Cisco plans to spend U$150 Million by 2025 to fund science, technology, engineering, and math (STEM) education and support technology upgrades at four-year HBCUs. Cisco also committed $50 million to theStudent Freedom Initiative this year in support of that target.

However, Cisco’s achievements weren’t limited to education or diversity and inclusion, and they made significant progress toward many of its environmental commitments in 2021.

Cisco reported a 60% reduction in its global scope 1 and 2 greenhouse gas (GHG) emissions. Cisco also reported 85% of its energy came from renewable sources this year, meeting both of its 2022 goals a year ahead of schedule.

Mary de Wysocki, Cisco VP of corporate social responsibility and sustainability, expects this trend to continue. “We’re going to push to always overachieve,” she explained, adding that Cisco is also looking into purchasing renewable energy beyond its own footprint.

Cisco aims to reach net-zero global scope 1 and 2 emissions by 2025 and net zero across all three scopes of emissions by 2040. Cisco will begin reporting on its 2040 target next year.

Cisco also plans to submit its environmental commitments to the Science Based Target initiative for approval in January. And in conjunction with that process, the vendor is now targeting a mid-term 30% reduction in total GHG emissions by 2032.

Cisco is making significant progress against its goal to positively impact a billion people by 2025.

Cisco says it’s now 68% of the way to this target, thanks to social impact grants awarded to nonprofits and programs like the Cisco Networking Academy, which saw three million students participate this year. The program aims to support people of all backgrounds through career training and opportunities with a focus on demographic groups who have been historically underrepresented in the industry.

Aside from the Networking Academy, the majority of “those hundreds of millions of people impacted are through our grantees, or we’re providing products and technology, [or a] cash grant, as well as capacity building,” de Wysocki said.

Cisco reported it had positively impacted 530 million people in 2020,  a figure that was audited by PwC with limited assurance. The vendor is currently working with PwC to verify its recent progress included in the 2021 Purpose Report.

“We’ve always done some assurance on the sustainability side,” de Wysocki said. “This is just one more movement toward the intersection of financial reporting and non-financial reporting.”'

The Purpose Report is Cisco’s first to combine corporate social responsibility (CSR) reporting and what it describes as “purpose work,” which includes social justice, employee engagement, and digital divide initiatives.

The new report is based on three pillars — power, inclusive, and future — that the company says complement its purpose statement to power a more inclusive future for all.

The power pillar reports on Cisco’s efforts to close the digital divide in an ethical way by delivering secure connectivity and prioritizing human rights across its supply chain, de Wysocki said.

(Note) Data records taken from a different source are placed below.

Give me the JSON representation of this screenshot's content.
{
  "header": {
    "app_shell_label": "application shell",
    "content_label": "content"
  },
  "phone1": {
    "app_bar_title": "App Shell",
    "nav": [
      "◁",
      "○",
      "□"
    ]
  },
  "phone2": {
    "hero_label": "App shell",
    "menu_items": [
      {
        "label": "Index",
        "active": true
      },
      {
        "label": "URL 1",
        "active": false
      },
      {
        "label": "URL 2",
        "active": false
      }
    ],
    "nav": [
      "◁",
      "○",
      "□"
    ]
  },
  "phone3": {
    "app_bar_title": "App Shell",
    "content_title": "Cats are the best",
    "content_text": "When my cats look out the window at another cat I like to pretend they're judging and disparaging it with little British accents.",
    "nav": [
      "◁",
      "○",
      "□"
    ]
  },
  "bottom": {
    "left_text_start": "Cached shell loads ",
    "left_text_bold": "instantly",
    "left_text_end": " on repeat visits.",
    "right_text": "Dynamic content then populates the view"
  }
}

The inclusive pillar, meanwhile, highlights Cisco’s relationship with its employees internally and its externally facing community engagement and skills development initiatives. Finally, the future pillar targets the vendor’s GHG emissions reductions, circular economy, and environmental stewardship efforts, she explained.

The report also encourages stakeholders to value the vendor’s purpose initiatives by connecting them to the environmental, social, and governance (ESG) efforts internal and external stakeholders already demand, Francine Katsoudas, Cisco’s chief people, policy, and purpose officer, explained in the report.